Still the talk of the town

So far, so good. The deer haven’t yet pushed the garden fence over or managed to get in despite the chicken wire.

That, in itself, gets a lot of the locals coming by to take a look at my fortifications and then talk, as well as a number of summer folk. Eastport is a pedestrian-friendly village. Others are in vehicles that slow down and roll down their windows.

Beyond that, many are also avid gardeners who admire what’s growing and then advise us while introducing themselves. Some have even left packets of seeds on our front-door steps.

Strangers have also come up to me downtown to say how much they like what we’re doing. As I acknowledge, my wife deserves most of the credit.

Either way, it’s one more positive small-town aspect of living here. You’re simply engaged with life all around you.

Nor have I mentioned how heavenly the buttery fresh lettuce tastes or how much a sugar-snap pea vine can grow in a day.

The fact that all this is in our front yard does, no doubt, make the garden more public, but it is where our best sunlight falls.
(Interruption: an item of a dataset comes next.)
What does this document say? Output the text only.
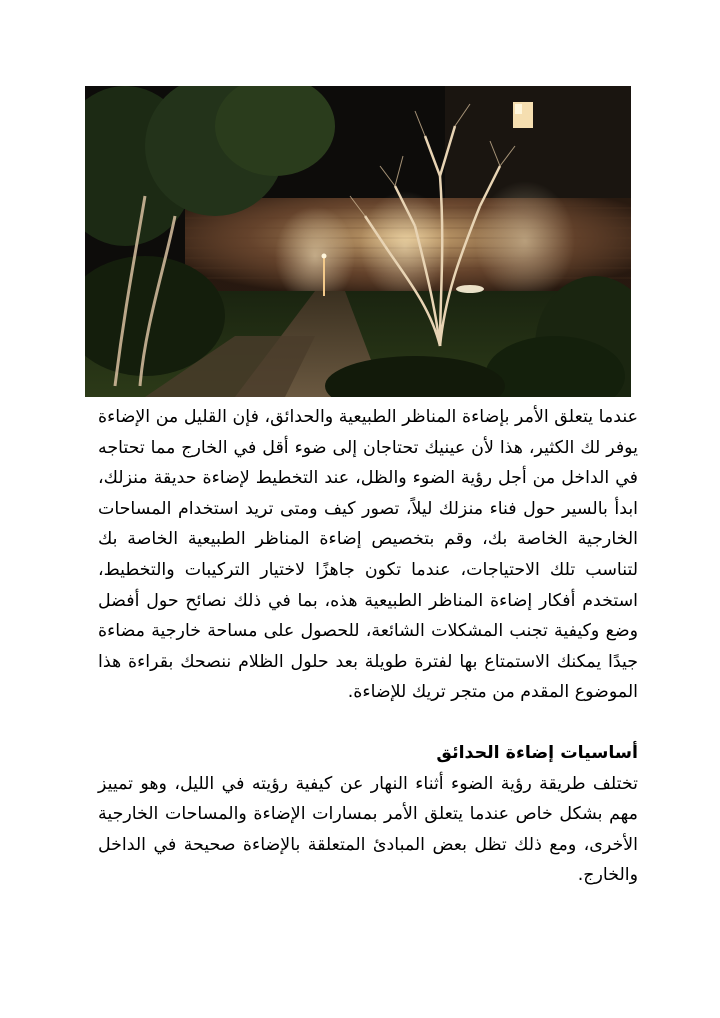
عندما يتعلق الأمر بإضاءة المناظر الطبيعية والحدائق، فإن القليل من الإضاءة يوفر لك الكثير، هذا لأن عينيك تحتاجان إلى ضوء أقل في الخارج مما تحتاجه في الداخل من أجل رؤية الضوء والظل، عند التخطيط لإضاءة حديقة منزلك، ابدأ بالسير حول فناء منزلك ليلاً، تصور كيف ومتى تريد استخدام المساحات الخارجية الخاصة بك، وقم بتخصيص إضاءة المناظر الطبيعية الخاصة بك لتناسب تلك الاحتياجات، عندما تكون جاهزًا لاختيار التركيبات والتخطيط، استخدم أفكار إضاءة المناظر الطبيعية هذه، بما في ذلك نصائح حول أفضل وضع وكيفية تجنب المشكلات الشائعة، للحصول على مساحة خارجية مضاءة جيدًا يمكنك الاستمتاع بها لفترة طويلة بعد حلول الظلام ننصحك بقراءة هذا الموضوع المقدم من متجر تريك للإضاءة.

أساسيات إضاءة الحدائق

تختلف طريقة رؤية الضوء أثناء النهار عن كيفية رؤيته في الليل، وهو تمييز مهم بشكل خاص عندما يتعلق الأمر بمسارات الإضاءة والمساحات الخارجية الأخرى، ومع ذلك تظل بعض المبادئ المتعلقة بالإضاءة صحيحة في الداخل والخارج.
Folks around here are practical and take that all in stride.

Speaking of practical? It’s that much less lawn I need to mow.

Making the best of a break in the fog and rain

We’re feeling sorry for vacationers to our end of Maine the past two weeks. Especially those with children in tow.

It’s been cold – our furnace is still on – and very foggy and damp, accompanied by showers and thunderstorms.

It’s not what you’d want to run into on your well-earned summer getaway.

At least we’re getting a break, however brief.

Today’s forecast is for mostly cloudy, followed by two partly cloudy days. And then another solid streak of rainy days resumes.

Glimpses of real sunlight and blue sky will lift spirits, no doubt. I might even stop reminding folks of six straight months or so of this for people living in Seattle. (You know, it could be worse. We might even have to start watching movies in German.)

One thing you can also anticipate is the sound of lawnmowers the moment the grass dries sufficiently. Otherwise, a failure to mow in time can lead to an impossible task, as I remember when I had to learn to scythe back in Dover … and my vow to myself never to do that again.

For us, it also means doing laundry. We have a washer here but not a dryer. So we’re anticipating hanging wet clothes and linens out on the line to dry. There is a backlog to address.

Another must-do is a big round of grilling. Maybe even dining al fresco, if the temperature cooperates.

Well, as we’ve been saying all along, this too will pass.

Now, for the latest installment of our island garden venture

Few of our nights until late as June have stayed above 50 degrees, a detail that will likely surprise fellow gardeners across the rest of the U.S. That’s meant bringing flats of basil and other temperature-sensitive plants indoors overnight, in addition to the plastic tunnels my wife devised to warm the soil and protect our tomato and pepper seedlings outdoors until now.

Our new raised beds, as previously noted here at the Red Barn, are an attempt to work around extremely high lead levels in our soil. Beyond that, the chicken-wire fencing is an attempt to deter Moose Island’s ravenous urban deer. That barrier will be further reinforced in the coming days.

The first night our fencing was up on the first bed, though, a wayward critter wound up bending – not just pulling over – one of the corner posts. The steel post was the stronger, pricier variety. I couldn’t bend it, I’ll tell you – not without an anvil and heavy hammer or maybe some heavy jumping. (Sorry I didn’t get a photo. We were too busy getting that corner repaired against a possible second attack.)

So here’s where we are now, in the midst of about three inches of rain in a week or so.

With a garden, there’s always more to do. Sometimes it even involves eating.

Call it Victorian, if you must

By the time of the Civil War, Bangor as in Maine was the world’s leading lumber port. Some of that wealth is reflected in the proud Second Empire, Greek Revival, and Federal style homes that punctuate the Broadway Historic District and elsewhere through the city.

My elder daughter would find these to be models for her annual gingerbread houses.

Meanwhile, do any of them capture your imagination?

And you wonder where Stephen King got his inspiration?

Add to this to our list of items made obsolescent in our lifetimes

Even before many folks switched to unlisted numbers, in part to evade obnoxious ding-a-ling solicitations, the annual telephone book began shrinking. The migration from landline to cell phones was apparently the final straw, along with Yellow Pages regulars who turned instead to website searches or FaceBook.

What was long a standard reference volume for local communities is now long gone.

When’s the last time you saw a phone book?